My friend and occasional nemesis Steven Hayward, I think, gets caught in this trap in his latest column for Forbes, in which he speculates about why the president isn't showing up for this week's anniversary commemorations of the Battle of Gettysburg, decides that the president just doesn't believe in America the way the rest of us do.
One reason may be that Obama has to carefully avoid associating himself fully with Lincoln’s view about the centrality of what Lincoln called, at Gettysburg, “the proposition” that “all men are created equal.” Obama omitted this famous line from the Declaration of Independence in his famous Philadelphia speech about the Rev. Jeremiah Wright controversy in 2008. He did finally quote the Declaration’s “self-evident truth” in his second inaugural address earlier this year, but then added in a revealing line, “while these truths may be self-evident. . .”
May be self-evident? This is what intellectual poker players would call a revealing “tell.” If hooked up to a polygraph, Obama would likely have to confess to the modern liberal view that individual rights come not from our natural equality as human beings, but from a positive grant from government. The redistributive welfare state depends on this principle for its legitimacy, as does today’s “progressive” insistence on dividing people into groups according to skin color or gender or sexual preference, and assigning hierarchies of legal rights accordingly. Much of modern liberal philosophy depends on turgid obfuscation to disguise the fact that it is at odds with Lincoln’s understanding of equal rights.I can argue another time with Steve about the foundations of the legitimacy of the welfare state. But the problem here is that he truncates the president's inaugural speech—by a punishing amount—in order to get it to "reveal" what he sees in it. Here's what the president actually said:
“We hold these truths to be self-evident, that all men are created equal, that they are endowed by their Creator with certain unalienable rights, that among these are Life, Liberty, and the pursuit of Happiness.”
Today we continue a never-ending journey, to bridge the meaning of those words with the realities of our time. For history tells us that while these truths may be self-evident, they have never been self-executing; that while freedom is a gift from God, it must be secured by His people here on Earth. The patriots of 1776 did not fight to replace the tyranny of a king with the privileges of a few or the rule of a mob. They gave to us a Republic, a government of, and by, and for the people, entrusting each generation to keep safe our founding creed.For a black man born before the Civil Rights Act, before the marriage of his parents would have even been considered legal, it must be "self-evident" that it has taken the work of many people to secure the promises that the Founders said were owed to all of us.

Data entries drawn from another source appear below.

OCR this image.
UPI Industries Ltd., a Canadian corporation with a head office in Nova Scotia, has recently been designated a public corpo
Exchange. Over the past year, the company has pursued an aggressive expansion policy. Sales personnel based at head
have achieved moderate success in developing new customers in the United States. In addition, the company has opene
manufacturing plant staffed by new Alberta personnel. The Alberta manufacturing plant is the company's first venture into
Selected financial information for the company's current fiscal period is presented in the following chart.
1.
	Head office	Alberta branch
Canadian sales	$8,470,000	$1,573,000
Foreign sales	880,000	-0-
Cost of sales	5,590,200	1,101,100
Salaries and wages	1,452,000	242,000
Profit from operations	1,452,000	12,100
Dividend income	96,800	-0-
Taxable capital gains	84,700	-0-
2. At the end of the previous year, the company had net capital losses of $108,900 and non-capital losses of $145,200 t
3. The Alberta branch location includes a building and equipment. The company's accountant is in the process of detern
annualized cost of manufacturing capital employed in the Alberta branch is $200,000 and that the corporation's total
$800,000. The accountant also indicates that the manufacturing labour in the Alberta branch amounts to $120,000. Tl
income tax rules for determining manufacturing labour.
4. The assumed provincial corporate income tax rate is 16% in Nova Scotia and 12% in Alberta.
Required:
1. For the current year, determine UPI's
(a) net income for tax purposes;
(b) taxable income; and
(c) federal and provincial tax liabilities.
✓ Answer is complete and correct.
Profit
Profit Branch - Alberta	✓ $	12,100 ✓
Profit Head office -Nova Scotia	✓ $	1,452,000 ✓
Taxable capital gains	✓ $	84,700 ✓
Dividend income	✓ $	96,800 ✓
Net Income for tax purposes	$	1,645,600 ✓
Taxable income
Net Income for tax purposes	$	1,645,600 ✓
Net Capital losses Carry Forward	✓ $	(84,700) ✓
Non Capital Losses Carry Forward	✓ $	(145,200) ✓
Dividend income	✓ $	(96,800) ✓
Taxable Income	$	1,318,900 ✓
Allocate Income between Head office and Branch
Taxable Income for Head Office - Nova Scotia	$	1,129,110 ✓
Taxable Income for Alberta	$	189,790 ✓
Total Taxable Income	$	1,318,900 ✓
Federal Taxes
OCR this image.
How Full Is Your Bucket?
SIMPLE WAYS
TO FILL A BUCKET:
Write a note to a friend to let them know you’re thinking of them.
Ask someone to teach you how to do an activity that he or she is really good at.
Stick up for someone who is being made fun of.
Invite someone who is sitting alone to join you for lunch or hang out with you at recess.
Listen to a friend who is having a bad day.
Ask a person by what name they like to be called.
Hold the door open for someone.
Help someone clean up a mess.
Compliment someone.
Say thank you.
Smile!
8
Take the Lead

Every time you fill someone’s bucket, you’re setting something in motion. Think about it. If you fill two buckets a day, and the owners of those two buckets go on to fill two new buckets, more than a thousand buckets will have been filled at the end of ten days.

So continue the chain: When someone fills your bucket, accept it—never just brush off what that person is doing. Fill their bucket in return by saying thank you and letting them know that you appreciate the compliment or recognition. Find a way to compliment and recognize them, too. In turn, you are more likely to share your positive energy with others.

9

More to the point, one only has to read Obama's entire sentence to realize that he explicitly affirmed what Steve says he didn't. Steve's a skilled polemicist, and I realize that much of the writing he does (at least in blog form) often amounts to playing "got your nose" with liberals. Still, I think his attempt to psychoanalyze the president drifted into actual (and because I like him, I'm sure inadvertent) misrepresentation of the president's words.